Four Easy Ways to Lower Your Risk of Heart Disease

by Dr. Don Colbert

Dr. Colbert's Health Tips and News

Lifestyle and diet changes are critical when it comes to reducing your risk of heart disease. If you haven’t already done so, here are four important changes you should consider.

Exercise
Exercise is critical to almost every level of well being. A recent study showed that just 15 minutes of exercise per day will add three years to your lifespan, even if you already have heart disease. An additional 15 minutes further reduced mortality by an additional 4%.

Insulin resistance is an underlying factor in almost all chronic diseases that shorten life, including heart disease. Exercise is crucial to longevity because it promotes healthy insulin levels. In a culture like ours that consumes far too much sugar and other refined carbohydrates, daily exercise is crucial.

Vitamin D
Still, as important as exercise is, it only comprises about 20% of a healthy lifestyle. The other 80% involves nutrients.

Study after study continues to link heart disease with a lack of vitamin D. In other words, the less sunshine you get, the greater your risk of heart disease. Sunlight, due to the vitamin D it produces in your body, increases your body’s natural anti-inflammatory response, decreases vascular calcification and also decreases vascular smooth muscle growth. All this leads to a healthier heart.

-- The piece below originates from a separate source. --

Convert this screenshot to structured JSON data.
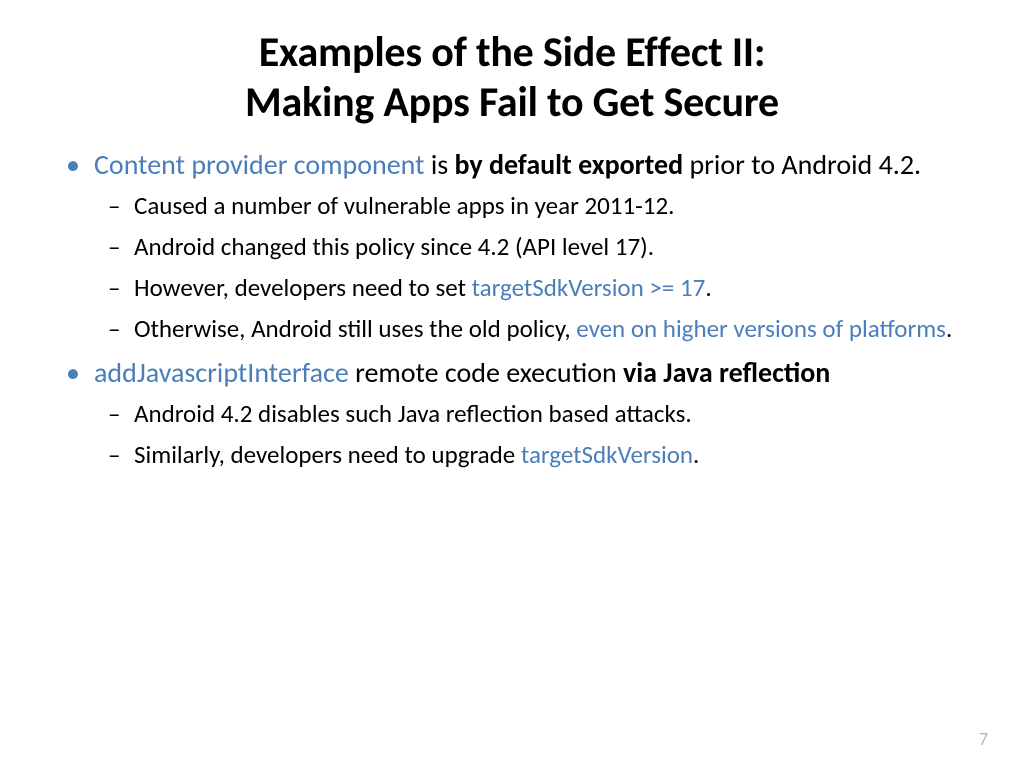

Some recent studies are even challenging the links between the sun exposure and skin cancer. Most Americans don’t receive adequate sun exposure, especially during the winter months, and are therefore deficient in vitamin D. It is important to have your doctor check your vitamin D levels to determine if supplementation may be required.

Avoidance of High Glycemic Carbs
Several studies show a link between high consumption of simple carbohydrates and heart disease. A recent study showed that women who eat high amounts of high glycemic carbs, such as white rice and white bread, are twice as likely to develop heart disease compared to those who eat the least amounts.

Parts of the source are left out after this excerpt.